Using the tools learned in General Assembley's Data Science Immersive course, we will collect data via an API request and then building a binary classification predictior. In particular, we will apply this in the realm of Reddit. Using NLP, what characteristics of a post on Reddit contribute most to which subreddit it belongs to? Our data will focus on Texas Senate race between Ted Cruz (R) and Beto O'Rourke (D).
Python Packages Used:
- Pandas
- Numpy
- Scikit-Learn
Build function to scrape reddit with inputs of subreddit name and number of pages to pull Reddit's API is limited to the last 1000 post for any subreddit, so how active a subreddit is can determine how frequently it is necessary to pull pages.
Clean data into useful corpus and assign each with a label of it's subreddit source. This creates domain specific training data that then can be used to classify new data.
Classification
- Use GridSearch and Pipelines to find best predictive model Run through different model types and GridSearch hyperparameters to tune for best performance
- Metric Targeted: Accuracy
We can apply our model to a different Reddit subreddit to gauge the pulse and discussion of untagged posts. We will reference r/Texas with politic flags to see what this 'neutral' space is discussing more in terms of candidates.

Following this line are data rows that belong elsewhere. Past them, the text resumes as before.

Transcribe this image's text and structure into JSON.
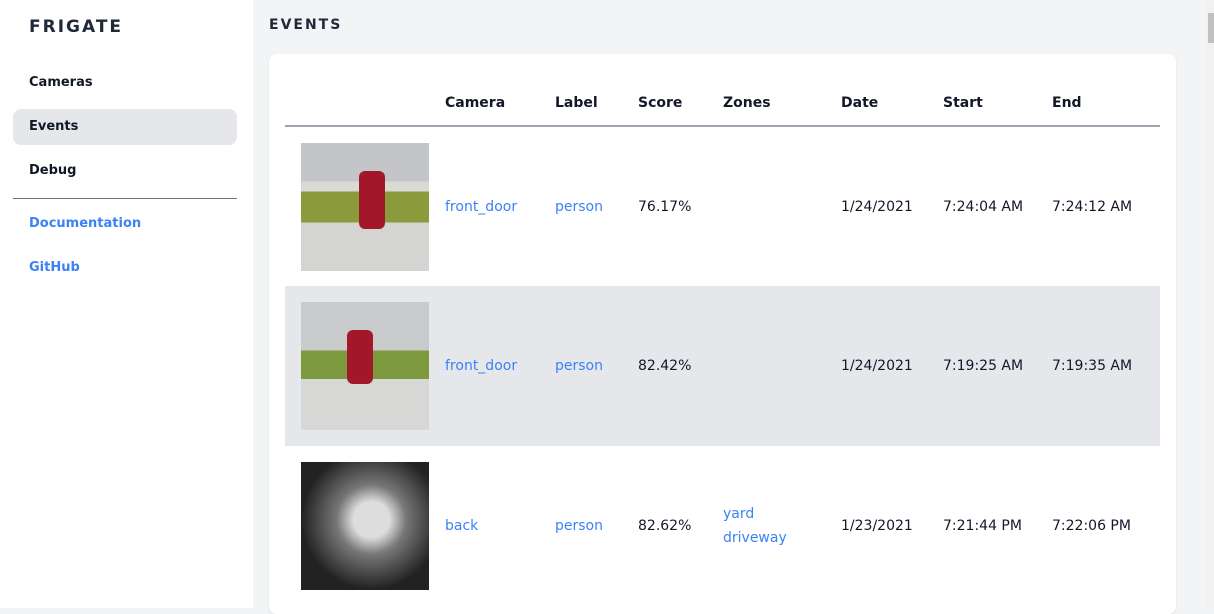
{
  "sidebar": {
    "logo": "FRIGATE",
    "items": [
      {
        "label": "Cameras"
      },
      {
        "label": "Events"
      },
      {
        "label": "Debug"
      }
    ],
    "links": [
      {
        "label": "Documentation"
      },
      {
        "label": "GitHub"
      }
    ]
  },
  "page": {
    "title": "EVENTS"
  },
  "table": {
    "headers": [
      "",
      "Camera",
      "Label",
      "Score",
      "Zones",
      "Date",
      "Start",
      "End"
    ],
    "rows": [
      {
        "camera": "front_door",
        "label": "person",
        "score": "76.17%",
        "zones": [
          "",
          ""
        ],
        "date": "1/24/2021",
        "start": "7:24:04 AM",
        "end": "7:24:12 AM"
      },
      {
        "camera": "front_door",
        "label": "person",
        "score": "82.42%",
        "zones": [
          "",
          ""
        ],
        "date": "1/24/2021",
        "start": "7:19:25 AM",
        "end": "7:19:35 AM"
      },
      {
        "camera": "back",
        "label": "person",
        "score": "82.62%",
        "zones": [
          "yard",
          "driveway"
        ],
        "date": "1/23/2021",
        "start": "7:21:44 PM",
        "end": "7:22:06 PM"
      }
    ]
  },
  "colors": {
    "link": "#3b82f6",
    "active_bg": "#e5e7eb"
  }
}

After supplying r/texas data into the model, 69% of posts were geared toward Beto while 31% was geared towards Cruz. This initially indicates an advantage for Beto being the center of discussion but the sentiment for each post needs to be factored in as well.
Although we had a model that performed at a accuracy of 94%, the context of the discussion was heavily negative for both candidates for classification with a high probability.